A small textual analysis illustration
Introduction
Because Qur'anic textual analysis will be a prominent part of this website, it is insightful to consider a "simple" example in English. Consider that the following sentence is the ONLY textual information an interpreter has: "Get me a glass of water."
Analysis of the sentence and its words
Words
There are six written words. One verb - Get, a pronoun - me, an article - a, two nouns - glass, water; and a preposition - of. There is one or two unwritten words. Because the verb is a command, the person(s) being commanded must be interpreted to be there. This will be either singular 'You get me a glass of water,' or plural 'You all get me a glass of water.' Note 'you' and 'you all' are not written but they are required because the written word "Get" necessitates them.
Context
The words set up a context in which there is a Speaker - indicated by "me," and person(s) being spoken to (call them a Listener) - indicated by the unwritten 'you' or 'you all.' It can be inferred from this context that the speaker desires the Listener to get them a glass of water. The words do not convey the reason, importance, or priority for this request - the analyst of this sentence MUST assume what these are. In order to make this assumption, they have to consider meaning, sense and usage of the words. Let's start with the nouns.
Glass: is it generally 'container' or is it specifically "glass?" I.e., would a cup, bottle, bucket, pot, cupped hands, sponge soaked with water, etc. fulfill this command?
Water: is it generally any liquid or specifically liquid H2O? I.e. would juice, tea, coffee, soapy H2O, etc. fulfill this command. Does it have to be liquid would solid H2O - ice fulfill the command? Would a closed glass containing steam?
The reader should begin to see the implications of only having the six words as a textual source - at face value you might have thought 'the Listener should just get the speaker a glass of water', but clearly you have no basis for that except that a non-textual assumption (preconceived notion, bias, worldview, etc.) had to have been made. Let's continue with the verb.
Get: Does it convey that the Listener is the one who must get it or can they ask someone else to go get it? Does it convey when it should be gotten - immediately or later? Again, a non-textual assumption will have to be made.
Maybe if there were just some additional words in the text, we can validate these assumptions and answer the reason, importance and priority questions but there are not. What if the text had the additional words "I'm thirsty," or "I need to finish the experiment," "it'll catch on fire?" But these additional words are not there - it's just the six words, finite, unchangeable and all that the analyst has.
Conclusions
Therefore, as an analyst and interpreter of this text, what would you conclude the Listener should do? For any answer to this, how confident (a probability value) are you that is correct - i.e. consistent with the text?
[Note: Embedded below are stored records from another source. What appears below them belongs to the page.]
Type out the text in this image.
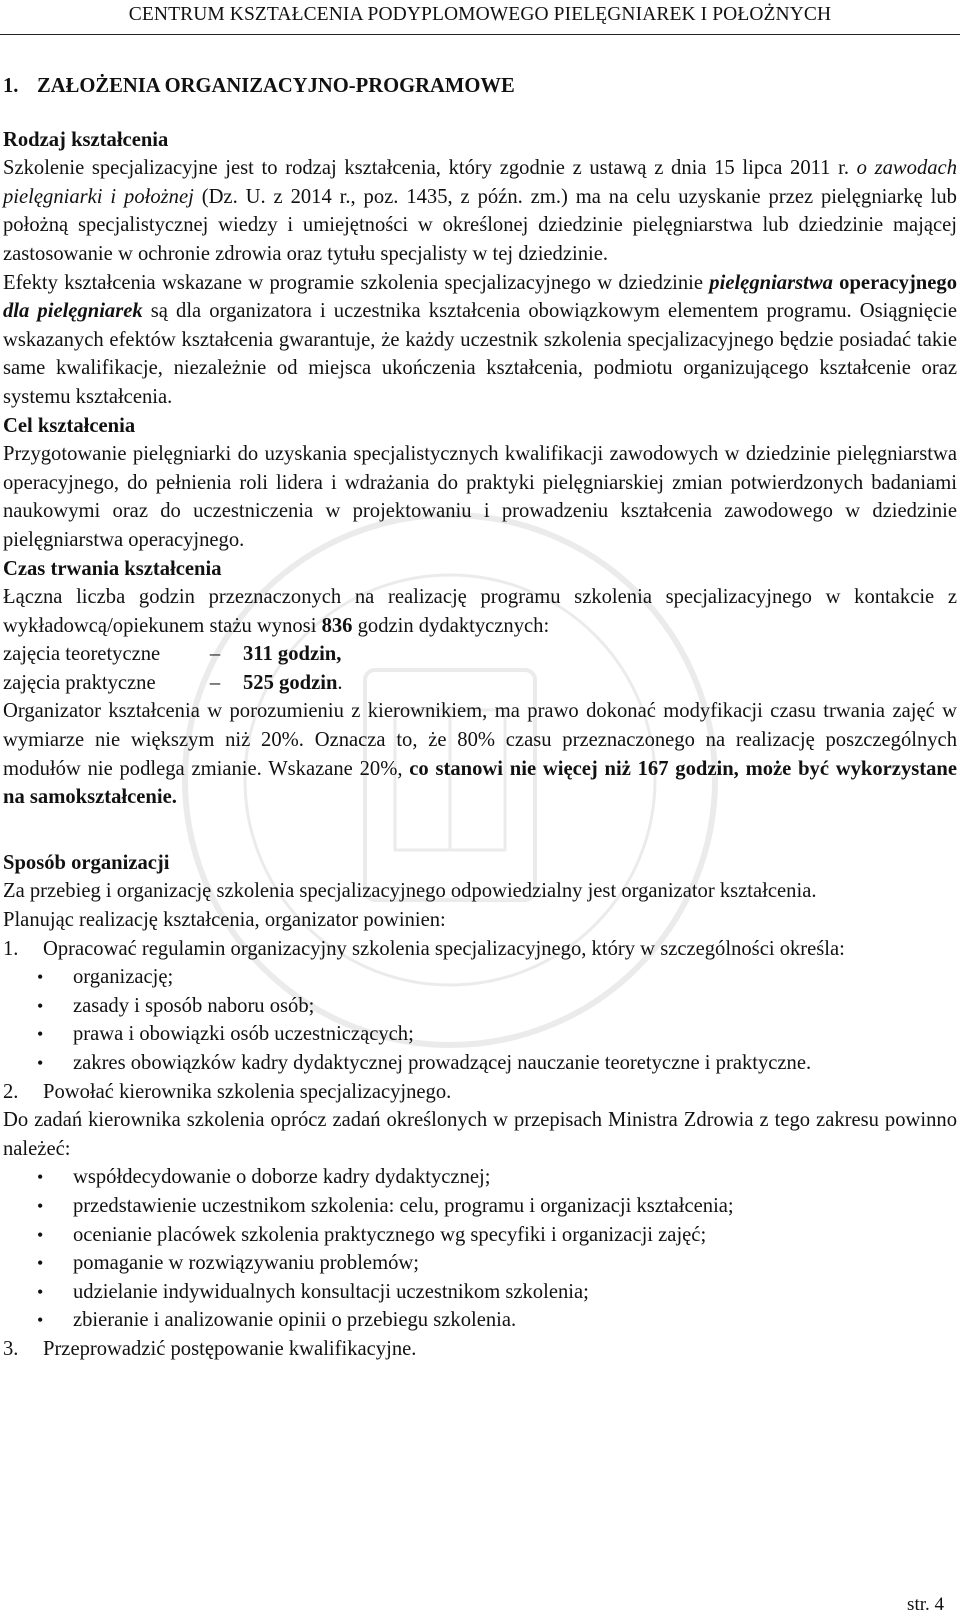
CENTRUM KSZTAŁCENIA PODYPLOMOWEGO PIELĘGNIAREK I POŁOŻNYCH
1. ZAŁOŻENIA ORGANIZACYJNO-PROGRAMOWE
Rodzaj kształcenia

Szkolenie specjalizacyjne jest to rodzaj kształcenia, który zgodnie z ustawą z dnia 15 lipca 2011 r. o zawodach pielęgniarki i położnej (Dz. U. z 2014 r., poz. 1435, z późn. zm.) ma na celu uzyskanie przez pielęgniarkę lub położną specjalistycznej wiedzy i umiejętności w określonej dziedzinie pielęgniarstwa lub dziedzinie mającej zastosowanie w ochronie zdrowia oraz tytułu specjalisty w tej dziedzinie.

Efekty kształcenia wskazane w programie szkolenia specjalizacyjnego w dziedzinie pielęgniarstwa operacyjnego dla pielęgniarek są dla organizatora i uczestnika kształcenia obowiązkowym elementem programu. Osiągnięcie wskazanych efektów kształcenia gwarantuje, że każdy uczestnik szkolenia specjalizacyjnego będzie posiadać takie same kwalifikacje, niezależnie od miejsca ukończenia kształcenia, podmiotu organizującego kształcenie oraz systemu kształcenia.

Cel kształcenia

Przygotowanie pielęgniarki do uzyskania specjalistycznych kwalifikacji zawodowych w dziedzinie pielęgniarstwa operacyjnego, do pełnienia roli lidera i wdrażania do praktyki pielęgniarskiej zmian potwierdzonych badaniami naukowymi oraz do uczestniczenia w projektowaniu i prowadzeniu kształcenia zawodowego w dziedzinie pielęgniarstwa operacyjnego.

Czas trwania kształcenia

Łączna liczba godzin przeznaczonych na realizację programu szkolenia specjalizacyjnego w kontakcie z wykładowcą/opiekunem stażu wynosi 836 godzin dydaktycznych:

zajęcia teoretyczne – 311 godzin,
zajęcia praktyczne	– 525 godzin.

Organizator kształcenia w porozumieniu z kierownikiem, ma prawo dokonać modyfikacji czasu trwania zajęć w wymiarze nie większym niż 20%. Oznacza to, że 80% czasu przeznaczonego na realizację poszczególnych modułów nie podlega zmianie. Wskazane 20%, co stanowi nie więcej niż 167 godzin, może być wykorzystane na samokształcenie.

Sposób organizacji

Za przebieg i organizację szkolenia specjalizacyjnego odpowiedzialny jest organizator kształcenia.

Planując realizację kształcenia, organizator powinien:

1. Opracować regulamin organizacyjny szkolenia specjalizacyjnego, który w szczególności określa:

• organizację;
• zasady i sposób naboru osób;
• prawa i obowiązki osób uczestniczących;
• zakres obowiązków kadry dydaktycznej prowadzącej nauczanie teoretyczne i praktyczne.
2. Powołać kierownika szkolenia specjalizacyjnego.

Do zadań kierownika szkolenia oprócz zadań określonych w przepisach Ministra Zdrowia z tego zakresu powinno należeć:

• współdecydowanie o doborze kadry dydaktycznej;
• przedstawienie uczestnikom szkolenia: celu, programu i organizacji kształcenia;
• ocenianie placówek szkolenia praktycznego wg specyfiki i organizacji zajęć;
• pomaganie w rozwiązywaniu problemów;
• udzielanie indywidualnych konsultacji uczestnikom szkolenia;
• zbieranie i analizowanie opinii o przebiegu szkolenia.
3. Przeprowadzić postępowanie kwalifikacyjne.

str. 4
How confident are you that if another analyst concludes something else that they are more or less consistent with the text? If you're the Listener, what would you do?
By Allah's mercy to us, The Qur'an is 77,801+ finite, unchangeable words. This is a universe of contexts, meaning, sense and usage of words; and therefore, a universe of conclusions that can be made. But the assumptions, preconceived notions, biases, worldviews, culture, socio-political realities, etc. of the interpreter will always be intertwined with these conclusion. This fact means, that it is what and how Allah intends humans to interact with and act upon His book - a call to all generations which we must respond to today.